Investigators from the Suwon District Prosecutors Office in Suwon, 34 kilometers south of Seoul, searched the provincial government’s southern and northern regional offices in Suwon and Uijeongbu, north of Seoul, respectively, to secure documents and materials suspected to be related to former Vice Gov. Lee Hwa-young and his former aides.
Lee, known previously as a confidant of Lee Jae-myung, the embattled opposition leader, was arrested in September and indicted the following month for taking bribes from underwear maker Ssangbangwool Group between 2018 and 2022.
The former vice governor has been separately under investigation on suspicion that he asked former Ssangbangwool Chairman Kim Seong-tae to pay US$5 million to North Korea in 2019 to help promote the province’s smart farm project in the North.

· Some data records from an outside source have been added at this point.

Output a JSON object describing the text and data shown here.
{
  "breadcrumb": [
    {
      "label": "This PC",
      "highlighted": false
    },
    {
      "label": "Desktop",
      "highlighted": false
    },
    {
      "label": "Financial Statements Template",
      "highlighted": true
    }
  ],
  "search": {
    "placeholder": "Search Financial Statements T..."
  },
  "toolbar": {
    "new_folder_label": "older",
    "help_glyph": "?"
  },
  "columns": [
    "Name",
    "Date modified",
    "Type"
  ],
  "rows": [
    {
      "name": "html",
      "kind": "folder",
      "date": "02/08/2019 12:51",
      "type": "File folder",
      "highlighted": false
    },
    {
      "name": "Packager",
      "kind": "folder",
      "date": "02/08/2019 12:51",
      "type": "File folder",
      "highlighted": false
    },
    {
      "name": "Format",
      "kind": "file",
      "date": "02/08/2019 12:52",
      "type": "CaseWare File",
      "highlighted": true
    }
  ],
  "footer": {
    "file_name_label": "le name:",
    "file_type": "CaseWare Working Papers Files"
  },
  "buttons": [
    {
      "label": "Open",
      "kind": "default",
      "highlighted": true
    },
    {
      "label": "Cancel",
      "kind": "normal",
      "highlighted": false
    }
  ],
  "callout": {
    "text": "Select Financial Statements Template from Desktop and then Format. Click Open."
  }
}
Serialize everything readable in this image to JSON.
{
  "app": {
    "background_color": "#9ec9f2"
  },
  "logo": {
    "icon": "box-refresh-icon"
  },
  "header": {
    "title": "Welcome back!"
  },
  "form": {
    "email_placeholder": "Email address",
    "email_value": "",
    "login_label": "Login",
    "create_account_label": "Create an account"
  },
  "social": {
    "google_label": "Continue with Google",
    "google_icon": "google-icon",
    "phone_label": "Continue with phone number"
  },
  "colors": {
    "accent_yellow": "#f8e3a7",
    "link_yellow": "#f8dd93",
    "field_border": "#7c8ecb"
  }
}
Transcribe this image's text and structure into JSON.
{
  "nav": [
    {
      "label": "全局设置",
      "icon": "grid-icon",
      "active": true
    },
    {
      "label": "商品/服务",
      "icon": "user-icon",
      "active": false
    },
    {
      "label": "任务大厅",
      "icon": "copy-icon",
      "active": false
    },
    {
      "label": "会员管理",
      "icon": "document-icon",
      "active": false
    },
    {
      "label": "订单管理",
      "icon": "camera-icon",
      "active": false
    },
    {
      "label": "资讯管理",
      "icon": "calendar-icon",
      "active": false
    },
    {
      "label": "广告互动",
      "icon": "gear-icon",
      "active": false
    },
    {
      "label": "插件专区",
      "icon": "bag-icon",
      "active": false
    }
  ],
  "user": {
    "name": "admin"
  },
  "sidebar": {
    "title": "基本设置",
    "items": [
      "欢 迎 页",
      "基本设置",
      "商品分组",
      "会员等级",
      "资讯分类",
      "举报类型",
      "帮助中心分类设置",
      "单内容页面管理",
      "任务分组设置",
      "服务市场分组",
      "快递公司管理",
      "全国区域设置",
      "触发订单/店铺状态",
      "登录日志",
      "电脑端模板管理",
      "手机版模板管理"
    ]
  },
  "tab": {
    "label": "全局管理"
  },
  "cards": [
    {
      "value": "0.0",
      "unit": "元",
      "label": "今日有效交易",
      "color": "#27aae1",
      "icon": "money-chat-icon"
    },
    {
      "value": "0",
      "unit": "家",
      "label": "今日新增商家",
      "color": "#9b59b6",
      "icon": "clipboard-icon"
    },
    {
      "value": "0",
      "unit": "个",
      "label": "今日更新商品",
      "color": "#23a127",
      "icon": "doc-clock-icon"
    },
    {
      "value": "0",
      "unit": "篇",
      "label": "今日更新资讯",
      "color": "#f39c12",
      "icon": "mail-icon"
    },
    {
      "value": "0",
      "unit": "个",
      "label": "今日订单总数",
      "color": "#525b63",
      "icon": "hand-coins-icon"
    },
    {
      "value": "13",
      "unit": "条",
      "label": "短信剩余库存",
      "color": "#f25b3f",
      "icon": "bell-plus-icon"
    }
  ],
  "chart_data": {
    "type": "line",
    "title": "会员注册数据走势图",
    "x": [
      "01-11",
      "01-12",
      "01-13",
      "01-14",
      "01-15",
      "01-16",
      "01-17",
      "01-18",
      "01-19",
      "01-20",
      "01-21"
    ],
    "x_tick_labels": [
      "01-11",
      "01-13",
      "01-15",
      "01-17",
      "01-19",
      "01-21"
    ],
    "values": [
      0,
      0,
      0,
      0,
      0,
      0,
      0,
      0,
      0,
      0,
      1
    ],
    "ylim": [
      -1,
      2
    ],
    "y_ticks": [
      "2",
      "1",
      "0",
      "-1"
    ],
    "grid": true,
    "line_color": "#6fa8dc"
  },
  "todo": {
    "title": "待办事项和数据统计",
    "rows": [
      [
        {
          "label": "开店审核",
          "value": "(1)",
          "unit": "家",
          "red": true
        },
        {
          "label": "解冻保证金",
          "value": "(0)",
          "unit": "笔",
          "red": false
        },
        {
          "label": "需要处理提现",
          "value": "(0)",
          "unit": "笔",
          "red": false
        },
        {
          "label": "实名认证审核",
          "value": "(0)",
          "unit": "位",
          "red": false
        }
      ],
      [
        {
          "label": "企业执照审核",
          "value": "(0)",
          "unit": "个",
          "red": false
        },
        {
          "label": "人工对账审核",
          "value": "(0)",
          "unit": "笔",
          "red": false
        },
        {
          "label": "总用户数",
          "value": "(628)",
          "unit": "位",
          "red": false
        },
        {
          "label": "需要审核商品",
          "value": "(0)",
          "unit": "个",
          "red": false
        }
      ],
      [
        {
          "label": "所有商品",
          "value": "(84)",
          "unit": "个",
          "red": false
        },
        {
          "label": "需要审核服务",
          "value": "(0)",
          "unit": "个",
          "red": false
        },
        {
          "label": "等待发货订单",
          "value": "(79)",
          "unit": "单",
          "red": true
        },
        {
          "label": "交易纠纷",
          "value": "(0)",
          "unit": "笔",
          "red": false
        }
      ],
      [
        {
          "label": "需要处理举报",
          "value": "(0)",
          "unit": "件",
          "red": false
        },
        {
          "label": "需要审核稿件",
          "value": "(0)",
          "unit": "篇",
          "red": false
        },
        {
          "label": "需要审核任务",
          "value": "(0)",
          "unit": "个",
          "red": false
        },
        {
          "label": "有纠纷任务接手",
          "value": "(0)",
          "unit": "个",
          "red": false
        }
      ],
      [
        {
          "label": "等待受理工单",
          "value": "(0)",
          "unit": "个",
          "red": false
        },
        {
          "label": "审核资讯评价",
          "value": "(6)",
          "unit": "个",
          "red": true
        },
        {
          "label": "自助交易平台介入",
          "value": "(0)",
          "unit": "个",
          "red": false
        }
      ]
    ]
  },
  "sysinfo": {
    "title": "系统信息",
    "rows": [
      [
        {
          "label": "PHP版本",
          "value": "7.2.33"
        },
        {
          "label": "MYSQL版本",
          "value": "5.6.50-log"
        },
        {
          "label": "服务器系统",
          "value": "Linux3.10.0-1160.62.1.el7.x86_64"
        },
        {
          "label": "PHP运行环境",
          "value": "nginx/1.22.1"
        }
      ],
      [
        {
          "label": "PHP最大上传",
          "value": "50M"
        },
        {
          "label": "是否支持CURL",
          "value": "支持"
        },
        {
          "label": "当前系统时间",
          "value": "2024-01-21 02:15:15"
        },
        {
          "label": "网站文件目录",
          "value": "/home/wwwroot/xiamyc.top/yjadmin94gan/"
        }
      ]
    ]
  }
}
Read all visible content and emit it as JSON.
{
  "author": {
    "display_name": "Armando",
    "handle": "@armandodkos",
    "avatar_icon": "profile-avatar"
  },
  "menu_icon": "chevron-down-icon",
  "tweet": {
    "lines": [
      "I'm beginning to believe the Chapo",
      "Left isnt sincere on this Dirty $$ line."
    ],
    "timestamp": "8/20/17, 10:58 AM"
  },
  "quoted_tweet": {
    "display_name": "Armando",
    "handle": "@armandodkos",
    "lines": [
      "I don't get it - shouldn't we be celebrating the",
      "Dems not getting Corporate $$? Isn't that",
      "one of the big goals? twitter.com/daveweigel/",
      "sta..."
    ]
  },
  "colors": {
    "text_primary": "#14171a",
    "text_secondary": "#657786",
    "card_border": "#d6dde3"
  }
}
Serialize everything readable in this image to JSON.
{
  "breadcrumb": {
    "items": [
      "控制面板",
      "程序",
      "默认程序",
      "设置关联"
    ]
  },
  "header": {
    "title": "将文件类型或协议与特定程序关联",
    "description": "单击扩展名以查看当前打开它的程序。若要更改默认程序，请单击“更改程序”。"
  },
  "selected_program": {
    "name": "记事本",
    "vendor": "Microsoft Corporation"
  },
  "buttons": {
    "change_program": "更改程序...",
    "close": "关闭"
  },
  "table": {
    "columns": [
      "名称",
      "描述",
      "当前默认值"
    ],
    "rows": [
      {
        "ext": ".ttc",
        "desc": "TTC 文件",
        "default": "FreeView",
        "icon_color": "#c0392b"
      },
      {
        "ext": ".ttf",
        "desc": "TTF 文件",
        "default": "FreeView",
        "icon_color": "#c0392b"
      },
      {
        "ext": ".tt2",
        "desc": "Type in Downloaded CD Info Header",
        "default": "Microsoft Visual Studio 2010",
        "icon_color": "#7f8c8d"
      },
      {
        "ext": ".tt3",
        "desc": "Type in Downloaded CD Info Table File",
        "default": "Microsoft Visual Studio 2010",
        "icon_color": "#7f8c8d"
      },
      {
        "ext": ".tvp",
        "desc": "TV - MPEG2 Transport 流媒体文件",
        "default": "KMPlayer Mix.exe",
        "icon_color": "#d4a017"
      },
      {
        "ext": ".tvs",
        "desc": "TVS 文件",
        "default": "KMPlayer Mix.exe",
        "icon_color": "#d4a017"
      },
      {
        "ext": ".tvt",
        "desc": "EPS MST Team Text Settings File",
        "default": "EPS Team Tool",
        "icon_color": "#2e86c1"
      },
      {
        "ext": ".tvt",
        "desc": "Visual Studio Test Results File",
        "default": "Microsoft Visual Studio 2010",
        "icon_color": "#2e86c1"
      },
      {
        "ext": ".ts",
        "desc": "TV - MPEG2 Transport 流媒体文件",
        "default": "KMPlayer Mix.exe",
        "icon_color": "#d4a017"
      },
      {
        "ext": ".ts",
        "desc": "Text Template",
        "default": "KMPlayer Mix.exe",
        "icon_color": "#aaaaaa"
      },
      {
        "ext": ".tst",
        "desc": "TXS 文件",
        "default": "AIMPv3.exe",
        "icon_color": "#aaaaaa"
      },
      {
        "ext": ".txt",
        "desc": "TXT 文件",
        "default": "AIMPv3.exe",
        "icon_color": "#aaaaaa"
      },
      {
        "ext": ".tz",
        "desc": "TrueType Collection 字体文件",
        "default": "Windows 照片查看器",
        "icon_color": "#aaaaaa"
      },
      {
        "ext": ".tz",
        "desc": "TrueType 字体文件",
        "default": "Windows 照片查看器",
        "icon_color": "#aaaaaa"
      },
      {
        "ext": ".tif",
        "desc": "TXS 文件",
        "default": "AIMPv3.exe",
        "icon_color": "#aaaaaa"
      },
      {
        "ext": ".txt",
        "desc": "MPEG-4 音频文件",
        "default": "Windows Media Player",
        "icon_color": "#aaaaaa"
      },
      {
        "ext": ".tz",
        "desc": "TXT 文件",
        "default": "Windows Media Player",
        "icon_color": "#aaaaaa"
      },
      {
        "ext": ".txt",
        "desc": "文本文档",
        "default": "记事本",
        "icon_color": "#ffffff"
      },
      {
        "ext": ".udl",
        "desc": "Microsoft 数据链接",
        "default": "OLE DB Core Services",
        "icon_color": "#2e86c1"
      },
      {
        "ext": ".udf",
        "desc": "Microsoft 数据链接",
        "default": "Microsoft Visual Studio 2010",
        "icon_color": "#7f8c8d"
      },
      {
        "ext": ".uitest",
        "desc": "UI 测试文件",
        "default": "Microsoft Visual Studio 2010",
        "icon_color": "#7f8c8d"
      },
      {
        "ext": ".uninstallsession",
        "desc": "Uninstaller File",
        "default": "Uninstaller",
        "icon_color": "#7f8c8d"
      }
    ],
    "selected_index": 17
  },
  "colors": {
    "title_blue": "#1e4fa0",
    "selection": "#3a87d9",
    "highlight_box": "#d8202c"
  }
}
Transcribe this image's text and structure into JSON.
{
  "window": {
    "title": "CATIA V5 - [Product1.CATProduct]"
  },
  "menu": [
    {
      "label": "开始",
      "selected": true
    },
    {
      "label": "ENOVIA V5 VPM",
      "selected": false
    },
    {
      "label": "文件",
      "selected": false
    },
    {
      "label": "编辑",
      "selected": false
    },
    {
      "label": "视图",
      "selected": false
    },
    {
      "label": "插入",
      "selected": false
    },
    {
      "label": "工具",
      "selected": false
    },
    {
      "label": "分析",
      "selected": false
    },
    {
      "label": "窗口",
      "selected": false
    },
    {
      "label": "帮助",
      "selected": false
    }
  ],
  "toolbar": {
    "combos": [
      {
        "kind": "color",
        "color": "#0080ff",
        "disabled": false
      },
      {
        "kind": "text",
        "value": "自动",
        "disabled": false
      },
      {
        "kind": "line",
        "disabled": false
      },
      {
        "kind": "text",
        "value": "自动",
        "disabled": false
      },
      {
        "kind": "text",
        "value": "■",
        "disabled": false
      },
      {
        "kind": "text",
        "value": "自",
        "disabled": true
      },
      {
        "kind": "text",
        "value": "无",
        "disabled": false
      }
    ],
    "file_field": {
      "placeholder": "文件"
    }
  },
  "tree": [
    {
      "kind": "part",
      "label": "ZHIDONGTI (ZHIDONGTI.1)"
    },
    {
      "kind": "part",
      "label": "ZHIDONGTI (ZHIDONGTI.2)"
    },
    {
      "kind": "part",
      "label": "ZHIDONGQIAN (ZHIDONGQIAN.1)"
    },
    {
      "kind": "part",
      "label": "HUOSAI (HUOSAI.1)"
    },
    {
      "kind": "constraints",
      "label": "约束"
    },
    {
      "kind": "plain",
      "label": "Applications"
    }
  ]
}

Indicting Kim on bribery, embezzlement and other charges early this month, prosecutors designated the former vice governor as an accomplice to the former chairman’s foreign currency smuggling charge allegedly linked to the North Korean remittances.
Kim has reportedly told prosecutors that he delivered at least $8 million to North Korea in 2019 to help promote Gyeonggi Province’s smart farm project and then Gyeonggi Gov. Lee Jae-myung’s visit to the North.
In addition, Kim reportedly said that the cash remittances to the North were reported to Lee Jae-myung, now the chair of the main opposition Democratic Party, via Lee Hwa-young.
Both Lee Jae-myung and Lee Hwa-young have claimed they did not know about the alleged cash transfers by Kim.